In addition to proper fertilising and watering techniques, onion variety selection is an important factor in growing large onions. Long-day onions grow well in Northern regions, while short-day onions produce large bulbs in the South. The number and size of the leaves at maturity predicts how large the onions will be. More leaves means larger onions.
Before planting onion transplants or sets, amend the soil with 3 inches of compost, which improves soil texture and provides some slow-release nutrients. Add 1/2 cup balanced fertiliser per 10 feet of row and till the amendments to a depth of 8 inches. Use 1/2 cup super phosphate fertiliser instead of balanced fertiliser if planting onion seed. Super phosphate acts as a starter fertiliser, encouraging strong, early roots.
Onions need a steady supply of nitrogen to form large bulbs. Side dress growing plants in early and midsummer with 1/2 cup nitrogen-based fertiliser. Use ammonium sulphate if your soil is alkaline because this fertiliser lowers the pH slightly. Ammonium nitrate works well for gardens with acidic soil.
Spread two or three shovelfuls of compost among the onions instead of fertiliser and dig it lightly into the soil. Take care not to nick the bulbs with the shovel. Read package labels carefully and choose a high-quality compost made from manure and composted vegetable material. Avoid composts that contain biosolids or sludge in the vegetable garden.

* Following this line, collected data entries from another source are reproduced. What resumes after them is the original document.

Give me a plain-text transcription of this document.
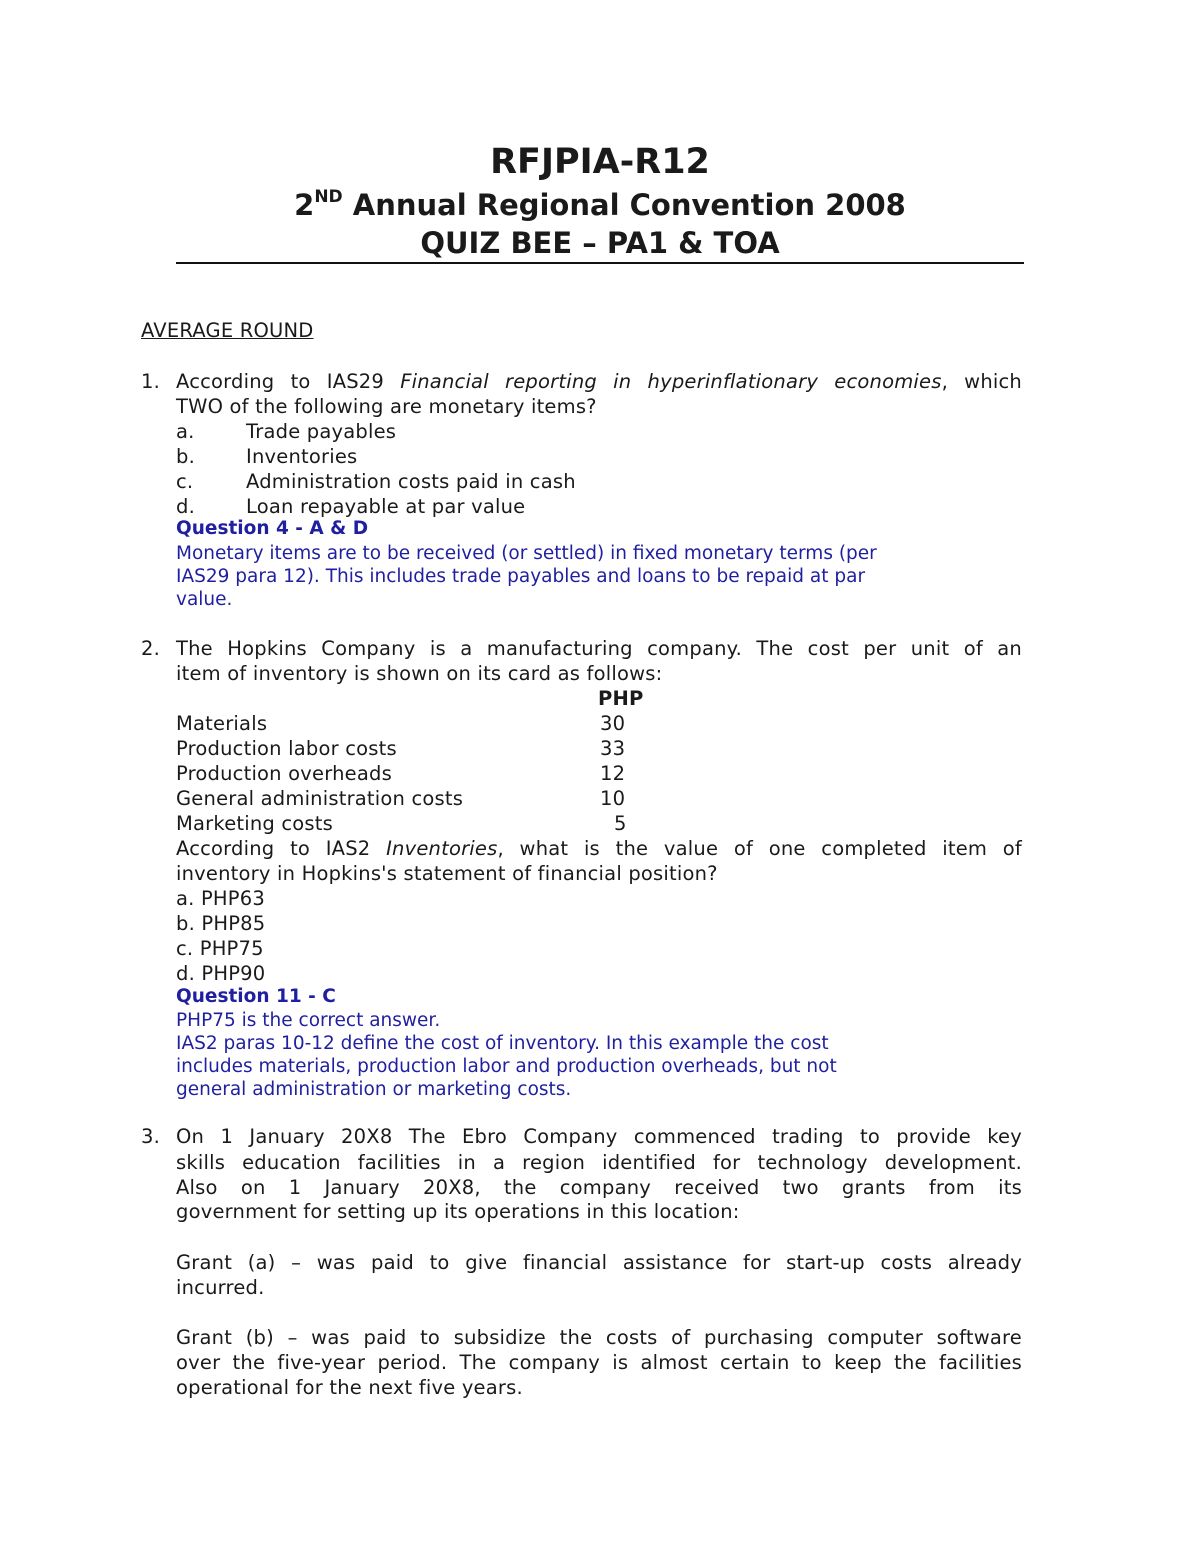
RFJPIA-R12
2ND Annual Regional Convention 2008
QUIZ BEE – PA1 & TOA
AVERAGE ROUND
1. According to IAS29 Financial reporting in hyperinflationary economies, which
TWO of the following are monetary items?
a.	Trade payables
b.	Inventories
c.	Administration costs paid in cash
d.	Loan repayable at par value
Question 4 - A & D
Monetary items are to be received (or settled) in fixed monetary terms (per
IAS29 para 12). This includes trade payables and loans to be repaid at par
value.
2. The Hopkins Company is a manufacturing company. The cost per unit of an
item of inventory is shown on its card as follows:
PHP
Materials	30
Production labor costs	33
Production overheads	12
General administration costs	10
Marketing costs	5
According to IAS2 Inventories, what is the value of one completed item of
inventory in Hopkins's statement of financial position?
a. PHP63
b. PHP85
c. PHP75
d. PHP90
Question 11 - C
PHP75 is the correct answer.
IAS2 paras 10-12 define the cost of inventory. In this example the cost
includes materials, production labor and production overheads, but not
general administration or marketing costs.
3. On 1 January 20X8 The Ebro Company commenced trading to provide key
skills education facilities in a region identified for technology development.
Also on 1 January 20X8, the company received two grants from its
government for setting up its operations in this location:
Grant (a) – was paid to give financial assistance for start-up costs already
incurred.
Grant (b) – was paid to subsidize the costs of purchasing computer software
over the five-year period. The company is almost certain to keep the facilities
operational for the next five years.
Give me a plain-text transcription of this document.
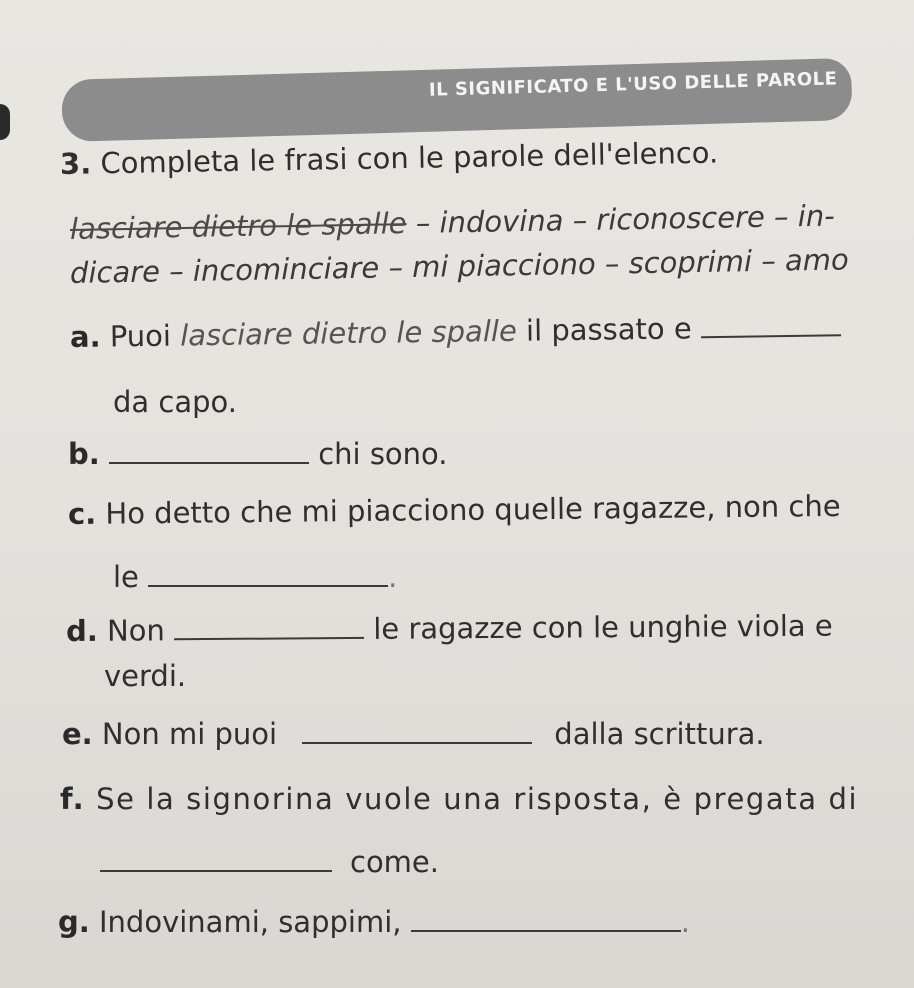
IL SIGNIFICATO E L'USO DELLE PAROLE
3. Completa le frasi con le parole dell'elenco.
lasciare dietro le spalle – indovina – riconoscere – in-
dicare – incominciare – mi piacciono – scoprimi – amo
a. Puoi lasciare dietro le spalle il passato e
da capo.
b.	chi sono.
c. Ho detto che mi piacciono quelle ragazze, non che
le	.
d. Non	le ragazze con le unghie viola e
verdi.
e. Non mi puoi	dalla scrittura.
f. Se la signorina vuole una risposta, è pregata di
come.
g. Indovinami, sappimi,	.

Don't apply fertiliser after midsummer. Late applications of fertiliser encourage new, soft growth and the onions won't keep as well. In addition to adequate fertiliser, onions need evenly moist soil to grow large. Mulch the ground with untreated grass clippings to conserve moisture. Spread 1/4 inch grass clippings over the soil each week, allowing the clippings to dry before adding more.